Judged by Stuart Udall, John F. Kennedy’s Interior Secretary, to be among the most distinguished of all the men who have held that office, Pinchot knew, from his hard but successful struggle to have nature preserves set aside in his home state of Pennsylvania, that the public must be enlisted in the cause of conservation.
And so they should certainly have access to our great natural sites, under the responsible vigilance of those charged with the care of preserved lands.
As an inspired but practical bureaucrat, Gifford Pinchot foresaw that, were that not so, then the entire enterprise for which they had so long toiled could come to be viewed as the genteel hobby of an elite leisure class, “tree-huggers” in current parlance.

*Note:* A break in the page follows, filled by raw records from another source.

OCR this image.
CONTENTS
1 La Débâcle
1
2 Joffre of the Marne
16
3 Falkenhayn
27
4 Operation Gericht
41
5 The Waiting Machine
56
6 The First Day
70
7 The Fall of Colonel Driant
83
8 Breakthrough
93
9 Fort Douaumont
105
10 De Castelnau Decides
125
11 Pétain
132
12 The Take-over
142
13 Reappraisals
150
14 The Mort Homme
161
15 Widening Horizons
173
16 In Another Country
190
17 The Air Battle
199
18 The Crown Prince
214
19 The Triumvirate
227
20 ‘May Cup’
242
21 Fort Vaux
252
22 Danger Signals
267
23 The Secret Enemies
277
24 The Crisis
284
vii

In saying so, Pinchot surely must have had in mind the terrible reverse for the cause of natural conservation that he, Muir and others had suffered in the catastrophic flooding of the pristine Hetch Hetchy Valley in California, a decision made at the highest levels of government.
If we wish to fathom John Muir’s sense of what was (and is) truly lost by the promotion of such calamitous policies, we need only look at the exquisitely rendered remembrances that he set down of his early life. There he demonstrates a remarkable appreciation of the qualities that inhere in creatures of the field and woodland, and a fascination with the teeming, multifaceted life he saw disporting along the riverbanks, in the swamps and on the prairies. Of the oxen on his father’s farm, he wrote, “We recognized their kinship, by their intelligent, alert curiosity, manifested in listening to strange sounds; their love of play; the attachments they made; and their mourning, long continued, when a companion was killed.”
To read these pensive musings of the aged naturalist, recalling so well his changing cast of mind as a young man, is to become aware that John Muir, almost from the beginning of his career as a defender of America’s imperiled natural treasures, “had begun,” as his biographer notes, “to discover for himself a way of living not on the land but with it, so that he might receive its gifts of the spirit.”
Thus, of John Muir it can justly be said that he anticipated, far in advance of Aldo Leopold in A Sand County Almanac (1949), the valuable and far-seeing concept of a “land ethic.” Here is yet another example of his reverent regard for the sylvan realm that lay in his all-encompassing view: “When I entered this sublime wilderness the day was nearly done, the trees with rosy glowing countenances seemed to be hushed and thoughtful, as if waiting in conscious religious dependence on the sun, and one naturally walked softly and awe-stricken among them.”
So did John of the Mountains strive, with his finely crafted prose poetry, to engage his contemporaries, and later generations to come, in saving the patrimony that is part of our “goodly heritage.”
“This grand show is eternal,” Muir wrote. “It is always sunrise somewhere; the dew is never all dried at once; a shower is forever falling; vapor is ever rising.
“Eternal sunrise, eternal sunset, eternal dawn and gloaming, on sea and continents and islands, each in its turn, as the round earth rolls.”